African food systems are grappling with a multi-layered crisis: climate change, biodiversity loss, land degradation, rising food prices, debt distress, widening inequalities, and volatile international supply chains — compounded by geopolitical tensions that are reshaping global food, energy, fertilizer, and finance systems. The majority of Africa’s food is produced by small-scale farmers, pastoralists, fisherfolk, and indigenous communities — the very people most exposed to climate shocks while contributing the least to global greenhouse gas emissions.
Current projections warn that yields of staple crops such as maize, millet, and sorghum could decline by as much as 30% in several African countries by 2050 if adaptation measures remain inadequate. The climate crisis is estimated to cost African economies up to 5% of GDP annually, deepening food insecurity for millions of smallholder farmers who depend on rain-fed agriculture.
“SB64 presents a critical opportunity for Parties to move beyond procedural dialogue toward implementation-oriented outcomes that advance sustainable food systems and agriculture within climate action.”
Three Pillars, One Transformative Framework
The policy brief addresses three interconnected thematic areas at the heart of SB64 negotiations.
- The Sharm el-Sheikh Joint Work (SJWA) and the future of agriculture under the UNFCCC. As the four-year SJWA programme approaches its conclusion, AFSA calls for a strengthened, implementation-oriented framework that places agroecology at the centre of future climate action in agriculture and food systems. Agroecology featured prominently at the first in-session SJWA workshop at SB62 in Bonn in June 2025 — endorsed by the African Group of Negotiators, the European Union, the LDC Group, and civil society — and was included as a standalone paragraph in the draft decision at COP30.
- Agriculture and food systems within the Just Transition Work Programme (JTWP). Global just transition discussions remain heavily centred on energy systems and industrial decarbonisation, while agriculture and food systems — the foundation of livelihoods for hundreds of millions of Africans — remain underrepresented. AFSA argues that agroecology offers one of the most comprehensive pathways to just transitions, simultaneously addressing environmental, social, economic, and cultural dimensions of transformation — placing people, not commodities, at the centre.
- Adaptation, the Global Goal on Adaptation (GGA), and the Belem–Addis Vision. As negotiations shift from framework-building to implementation, AFSA calls for greater recognition of agroecology as a key adaptation pathway for agriculture and food systems, with particular emphasis on locally led adaptation, community institutions, and equitable access to adaptation finance for small-scale food producers.
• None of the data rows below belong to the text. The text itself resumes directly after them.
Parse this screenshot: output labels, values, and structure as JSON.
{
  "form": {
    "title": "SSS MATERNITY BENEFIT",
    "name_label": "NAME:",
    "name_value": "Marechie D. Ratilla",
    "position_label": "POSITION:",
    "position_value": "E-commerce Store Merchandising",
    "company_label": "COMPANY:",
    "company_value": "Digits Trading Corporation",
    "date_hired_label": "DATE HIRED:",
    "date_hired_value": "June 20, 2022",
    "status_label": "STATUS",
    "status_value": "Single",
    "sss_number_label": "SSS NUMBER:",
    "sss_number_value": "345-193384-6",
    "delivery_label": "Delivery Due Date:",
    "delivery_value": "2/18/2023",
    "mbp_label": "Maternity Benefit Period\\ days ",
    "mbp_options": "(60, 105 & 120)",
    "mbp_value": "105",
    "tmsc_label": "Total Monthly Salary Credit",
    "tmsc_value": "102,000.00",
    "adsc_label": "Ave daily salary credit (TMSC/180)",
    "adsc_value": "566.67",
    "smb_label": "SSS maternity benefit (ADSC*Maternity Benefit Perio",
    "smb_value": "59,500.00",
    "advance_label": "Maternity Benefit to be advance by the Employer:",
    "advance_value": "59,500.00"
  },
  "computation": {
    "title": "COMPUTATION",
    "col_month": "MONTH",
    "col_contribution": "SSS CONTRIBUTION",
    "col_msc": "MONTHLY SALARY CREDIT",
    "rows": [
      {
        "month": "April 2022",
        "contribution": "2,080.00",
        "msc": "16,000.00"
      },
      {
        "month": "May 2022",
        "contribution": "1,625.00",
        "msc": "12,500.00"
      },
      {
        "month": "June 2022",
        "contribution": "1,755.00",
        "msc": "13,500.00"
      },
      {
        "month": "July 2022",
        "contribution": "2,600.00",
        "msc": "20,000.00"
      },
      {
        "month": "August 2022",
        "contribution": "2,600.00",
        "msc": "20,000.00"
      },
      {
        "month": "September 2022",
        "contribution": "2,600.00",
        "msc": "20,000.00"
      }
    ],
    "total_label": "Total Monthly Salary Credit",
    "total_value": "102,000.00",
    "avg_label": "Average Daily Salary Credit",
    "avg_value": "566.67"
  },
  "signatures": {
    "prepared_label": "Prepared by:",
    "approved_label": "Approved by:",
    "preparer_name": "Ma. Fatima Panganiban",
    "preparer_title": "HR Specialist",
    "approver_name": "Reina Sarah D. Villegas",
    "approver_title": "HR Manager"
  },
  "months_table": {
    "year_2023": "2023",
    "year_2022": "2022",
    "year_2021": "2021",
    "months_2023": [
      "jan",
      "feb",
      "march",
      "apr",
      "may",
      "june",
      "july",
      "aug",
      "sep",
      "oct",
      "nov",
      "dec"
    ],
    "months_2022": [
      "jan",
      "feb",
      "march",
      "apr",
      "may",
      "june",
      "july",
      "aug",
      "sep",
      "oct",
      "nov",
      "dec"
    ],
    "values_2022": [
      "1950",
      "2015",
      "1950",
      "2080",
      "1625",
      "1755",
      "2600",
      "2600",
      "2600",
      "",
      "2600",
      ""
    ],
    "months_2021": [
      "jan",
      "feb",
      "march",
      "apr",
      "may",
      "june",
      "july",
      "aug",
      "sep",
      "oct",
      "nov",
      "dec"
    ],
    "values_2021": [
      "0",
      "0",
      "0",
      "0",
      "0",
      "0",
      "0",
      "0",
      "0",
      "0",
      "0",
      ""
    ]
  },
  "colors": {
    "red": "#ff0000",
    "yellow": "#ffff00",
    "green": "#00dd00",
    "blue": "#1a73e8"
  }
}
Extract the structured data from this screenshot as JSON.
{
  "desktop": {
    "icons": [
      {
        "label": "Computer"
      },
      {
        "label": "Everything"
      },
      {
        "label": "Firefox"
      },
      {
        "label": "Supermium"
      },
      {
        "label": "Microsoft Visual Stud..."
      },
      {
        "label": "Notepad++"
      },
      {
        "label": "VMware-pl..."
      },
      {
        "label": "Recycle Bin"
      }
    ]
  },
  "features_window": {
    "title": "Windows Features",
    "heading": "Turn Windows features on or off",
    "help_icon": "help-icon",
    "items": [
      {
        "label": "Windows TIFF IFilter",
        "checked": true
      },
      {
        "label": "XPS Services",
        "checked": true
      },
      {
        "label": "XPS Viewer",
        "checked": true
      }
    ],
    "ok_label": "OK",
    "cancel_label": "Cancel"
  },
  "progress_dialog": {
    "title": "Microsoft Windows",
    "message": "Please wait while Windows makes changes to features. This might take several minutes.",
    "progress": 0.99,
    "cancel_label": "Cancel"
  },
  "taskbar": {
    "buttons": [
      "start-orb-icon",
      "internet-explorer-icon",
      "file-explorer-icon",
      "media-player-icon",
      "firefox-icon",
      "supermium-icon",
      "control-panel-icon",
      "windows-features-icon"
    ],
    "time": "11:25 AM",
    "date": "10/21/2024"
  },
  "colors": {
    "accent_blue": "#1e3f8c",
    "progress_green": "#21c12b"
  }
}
What AFSA Is Asking of Parties
AFSA urges Parties at SB64 to take the following actions:
- Recognise Agroecology as a Central Pathway — not as a marginal alternative, but as a proven, science-backed approach for equitable adaptation, just transitions, biodiversity restoration, and sustainable food systems transformation.
- Embed Food Systems in Implementation-Oriented Climate Processes — prioritising locally led adaptation, equitable climate finance, community rights, democratic governance, and the leadership of small-scale food producers, women, youth, pastoralists, fisherfolk, and indigenous peoples.
- Establish Accountability and Transparency in Climate Finance — ensuring resources reach frontline communities and deliver real impact on the ground, not locked in complex procedures or channelled only toward large-scale actors.
- Strengthen Technology Development and Transfer — prioritising locally adapted, accessible, and non-dependent technologies that build on indigenous and traditional knowledge systems, rather than reinforcing external technological dependency.
- Invest in Long-Term Capacity Building — supporting cross-learning, participatory action research, community-led extension services, territorial market development, and local institutions capable of sustaining locally led adaptation over the long term.
The brief also addresses the critical question of means of implementation and climate finance, noting that developing countries will need between USD 215–387 billion annually for adaptation by 2030 (UNEP, 2023), while existing finance flows fall far below that threshold — and too much of what is available arrives as loans rather than grants, compounding debt burdens for already vulnerable nations and communities.
“Delays in operationalizing implementation mechanisms directly translate into worsening vulnerability for millions of small-scale food producers already facing escalating climate shocks.”
The brief is grounded in scientific consensus from the HLPE, FAO, and IPCC, and draws on comprehensive field evidence from more than ten African countries and over 100 documented agroecology case studies — from Senegal to Zimbabwe, Malawi to Tanzania — demonstrating that agroecological approaches reduce production costs, restore soil fertility, strengthen biodiversity, and build the social cohesion that allows communities to recover from climate shocks.